Fast forward two years and I finally have a job that I love, I’ve graduated with an honours degree and I was studying towards qualification as a Solicitor. However, the Solicitors Qualifying Exam was tough. I failed again. I wondered how I can ever be a solicitor if I couldn’t even pass the exams. Why should I retake when I would just convince myself that I’d fail again? I had always been academic so why can’t I do this?
After a short break, I started counselling again and it was suggested that I could be autistic. It had never crossed my mind. The inability to let go of the past, the difficulties in friendships and relationships, the discomfort in eye contact and conversation, the need for routine, the need for perfection, the terrifying fear of failure and not being good enough, the difficulties with transitions...needless to say, I was diagnosed in January 2025.
This opened up a new world for me. I’m learning more about myself and now realise I wasn’t failing because I wasn’t good enough, but because I couldn’t cope with a five hour exam and the sheer amount of information I was expected to easily recall. The structure of the exam wasn’t right for me, and that’s ok. There are different ways, and you can succeed.

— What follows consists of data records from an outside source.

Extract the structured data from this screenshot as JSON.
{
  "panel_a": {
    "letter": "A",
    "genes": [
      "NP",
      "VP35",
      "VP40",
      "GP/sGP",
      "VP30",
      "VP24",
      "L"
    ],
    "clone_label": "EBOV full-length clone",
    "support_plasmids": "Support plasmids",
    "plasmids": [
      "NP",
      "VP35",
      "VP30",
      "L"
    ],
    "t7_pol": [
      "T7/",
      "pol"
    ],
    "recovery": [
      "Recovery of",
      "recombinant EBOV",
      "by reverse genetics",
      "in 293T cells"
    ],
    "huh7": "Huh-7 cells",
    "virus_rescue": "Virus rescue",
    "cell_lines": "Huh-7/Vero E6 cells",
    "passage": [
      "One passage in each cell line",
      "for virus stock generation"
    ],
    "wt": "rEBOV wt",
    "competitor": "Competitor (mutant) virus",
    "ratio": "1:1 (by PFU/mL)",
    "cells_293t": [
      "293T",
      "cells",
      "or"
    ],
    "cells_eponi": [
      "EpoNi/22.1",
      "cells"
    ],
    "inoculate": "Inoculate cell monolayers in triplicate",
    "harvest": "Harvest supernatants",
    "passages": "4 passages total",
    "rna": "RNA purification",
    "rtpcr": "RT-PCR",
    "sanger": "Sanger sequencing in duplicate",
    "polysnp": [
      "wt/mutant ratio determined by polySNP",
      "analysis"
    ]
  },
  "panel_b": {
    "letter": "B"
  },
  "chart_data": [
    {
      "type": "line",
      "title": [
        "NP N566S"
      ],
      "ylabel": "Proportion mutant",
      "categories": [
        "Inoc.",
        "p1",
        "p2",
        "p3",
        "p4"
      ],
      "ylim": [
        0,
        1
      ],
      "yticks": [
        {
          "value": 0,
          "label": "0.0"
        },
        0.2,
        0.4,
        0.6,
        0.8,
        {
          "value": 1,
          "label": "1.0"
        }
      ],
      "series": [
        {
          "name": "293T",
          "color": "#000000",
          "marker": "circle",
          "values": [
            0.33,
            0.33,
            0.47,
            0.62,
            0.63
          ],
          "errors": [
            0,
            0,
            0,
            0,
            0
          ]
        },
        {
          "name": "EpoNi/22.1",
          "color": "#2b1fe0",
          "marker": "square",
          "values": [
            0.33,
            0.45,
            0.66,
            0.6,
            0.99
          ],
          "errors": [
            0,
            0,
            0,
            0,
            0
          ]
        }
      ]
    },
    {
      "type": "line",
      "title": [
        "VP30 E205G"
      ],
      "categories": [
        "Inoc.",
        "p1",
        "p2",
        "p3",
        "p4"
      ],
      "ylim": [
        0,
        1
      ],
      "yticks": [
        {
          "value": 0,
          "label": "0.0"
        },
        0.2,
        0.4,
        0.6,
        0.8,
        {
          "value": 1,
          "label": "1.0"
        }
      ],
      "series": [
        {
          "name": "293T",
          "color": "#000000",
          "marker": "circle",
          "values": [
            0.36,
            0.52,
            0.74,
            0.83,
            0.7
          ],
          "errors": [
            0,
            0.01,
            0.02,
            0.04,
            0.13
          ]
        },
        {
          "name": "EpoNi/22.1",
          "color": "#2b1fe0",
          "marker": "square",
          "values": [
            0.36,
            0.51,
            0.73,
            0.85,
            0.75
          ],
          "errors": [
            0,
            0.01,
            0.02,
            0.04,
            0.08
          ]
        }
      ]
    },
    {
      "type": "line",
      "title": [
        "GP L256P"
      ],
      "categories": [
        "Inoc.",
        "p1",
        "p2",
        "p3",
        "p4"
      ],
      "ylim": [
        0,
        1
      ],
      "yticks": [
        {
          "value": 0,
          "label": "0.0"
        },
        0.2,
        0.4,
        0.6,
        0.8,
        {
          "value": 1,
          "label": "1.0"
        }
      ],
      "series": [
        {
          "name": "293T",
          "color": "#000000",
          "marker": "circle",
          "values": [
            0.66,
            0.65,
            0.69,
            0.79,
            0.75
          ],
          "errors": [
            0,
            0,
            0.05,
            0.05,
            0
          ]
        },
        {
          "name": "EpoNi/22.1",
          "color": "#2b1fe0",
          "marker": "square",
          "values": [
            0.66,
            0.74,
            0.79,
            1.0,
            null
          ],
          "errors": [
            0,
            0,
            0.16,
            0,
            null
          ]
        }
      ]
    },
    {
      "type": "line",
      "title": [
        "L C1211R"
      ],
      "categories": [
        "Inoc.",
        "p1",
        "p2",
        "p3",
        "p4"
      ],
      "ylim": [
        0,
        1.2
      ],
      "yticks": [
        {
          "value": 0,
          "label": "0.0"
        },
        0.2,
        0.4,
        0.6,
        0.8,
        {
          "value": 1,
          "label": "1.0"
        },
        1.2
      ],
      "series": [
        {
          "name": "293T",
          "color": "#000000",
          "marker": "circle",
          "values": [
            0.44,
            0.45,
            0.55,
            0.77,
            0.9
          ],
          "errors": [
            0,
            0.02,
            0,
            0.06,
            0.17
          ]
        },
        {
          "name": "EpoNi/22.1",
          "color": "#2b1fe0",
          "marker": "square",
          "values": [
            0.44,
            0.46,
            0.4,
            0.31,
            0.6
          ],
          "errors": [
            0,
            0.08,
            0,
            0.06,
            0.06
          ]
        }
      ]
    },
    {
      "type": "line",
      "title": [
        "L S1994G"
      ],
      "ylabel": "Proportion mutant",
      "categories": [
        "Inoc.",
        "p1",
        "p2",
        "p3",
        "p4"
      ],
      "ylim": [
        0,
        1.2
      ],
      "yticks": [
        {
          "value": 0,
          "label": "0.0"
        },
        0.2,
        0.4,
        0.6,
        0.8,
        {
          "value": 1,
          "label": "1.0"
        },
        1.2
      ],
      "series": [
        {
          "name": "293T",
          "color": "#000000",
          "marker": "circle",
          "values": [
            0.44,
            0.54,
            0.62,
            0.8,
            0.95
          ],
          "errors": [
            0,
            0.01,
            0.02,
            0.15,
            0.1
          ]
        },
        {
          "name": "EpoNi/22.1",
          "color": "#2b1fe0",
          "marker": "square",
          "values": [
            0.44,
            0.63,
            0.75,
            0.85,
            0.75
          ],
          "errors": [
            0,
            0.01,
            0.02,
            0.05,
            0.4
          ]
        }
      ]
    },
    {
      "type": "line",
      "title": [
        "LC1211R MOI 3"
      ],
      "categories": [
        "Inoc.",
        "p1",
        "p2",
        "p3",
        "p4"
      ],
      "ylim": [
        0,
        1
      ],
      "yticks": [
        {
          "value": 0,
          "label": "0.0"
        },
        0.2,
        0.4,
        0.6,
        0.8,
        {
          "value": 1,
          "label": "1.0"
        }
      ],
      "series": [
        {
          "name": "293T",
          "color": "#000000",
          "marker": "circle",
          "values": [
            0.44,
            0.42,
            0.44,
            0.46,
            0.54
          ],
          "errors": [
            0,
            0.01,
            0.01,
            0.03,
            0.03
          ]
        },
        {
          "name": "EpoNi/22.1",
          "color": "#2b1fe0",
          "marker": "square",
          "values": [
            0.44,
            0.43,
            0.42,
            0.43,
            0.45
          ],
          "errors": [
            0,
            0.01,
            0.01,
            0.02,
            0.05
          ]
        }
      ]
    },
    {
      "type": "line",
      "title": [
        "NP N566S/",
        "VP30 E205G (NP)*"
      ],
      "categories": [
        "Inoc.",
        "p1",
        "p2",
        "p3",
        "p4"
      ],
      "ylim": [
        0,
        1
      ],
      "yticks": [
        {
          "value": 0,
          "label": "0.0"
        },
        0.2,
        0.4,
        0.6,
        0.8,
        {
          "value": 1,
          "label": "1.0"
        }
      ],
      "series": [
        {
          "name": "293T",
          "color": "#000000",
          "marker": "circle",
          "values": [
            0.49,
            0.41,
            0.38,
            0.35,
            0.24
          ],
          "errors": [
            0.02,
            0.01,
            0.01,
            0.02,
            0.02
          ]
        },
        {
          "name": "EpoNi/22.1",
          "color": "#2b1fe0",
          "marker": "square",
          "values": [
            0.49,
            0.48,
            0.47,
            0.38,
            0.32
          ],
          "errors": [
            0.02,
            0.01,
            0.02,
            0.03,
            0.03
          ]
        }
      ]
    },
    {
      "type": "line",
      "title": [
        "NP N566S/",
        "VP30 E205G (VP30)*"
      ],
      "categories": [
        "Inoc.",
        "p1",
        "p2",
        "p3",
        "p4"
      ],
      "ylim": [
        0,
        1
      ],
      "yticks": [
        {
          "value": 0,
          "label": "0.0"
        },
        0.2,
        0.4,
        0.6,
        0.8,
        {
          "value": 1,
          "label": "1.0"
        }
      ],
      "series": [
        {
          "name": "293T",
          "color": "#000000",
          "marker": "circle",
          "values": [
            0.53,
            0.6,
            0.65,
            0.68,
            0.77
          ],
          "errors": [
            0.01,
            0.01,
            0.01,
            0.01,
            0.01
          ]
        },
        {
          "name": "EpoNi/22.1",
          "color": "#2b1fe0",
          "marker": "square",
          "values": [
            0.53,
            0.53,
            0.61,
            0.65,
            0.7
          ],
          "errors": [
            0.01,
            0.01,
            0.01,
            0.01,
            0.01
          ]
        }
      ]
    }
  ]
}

Just because you see the world differently, it doesn't mean that you're less of a person, less capable, or just, less. Since being diagnosed, I feel very strongly about advocating not just for myself, but for others too.
I am now studying to qualify as a Chartered Legal Executive in Local Government, and I’m looking forward to a successful career in the legal sector. Being autistic in a very neurotypical world is not easy, but that most definitely does not mean that it's not possible.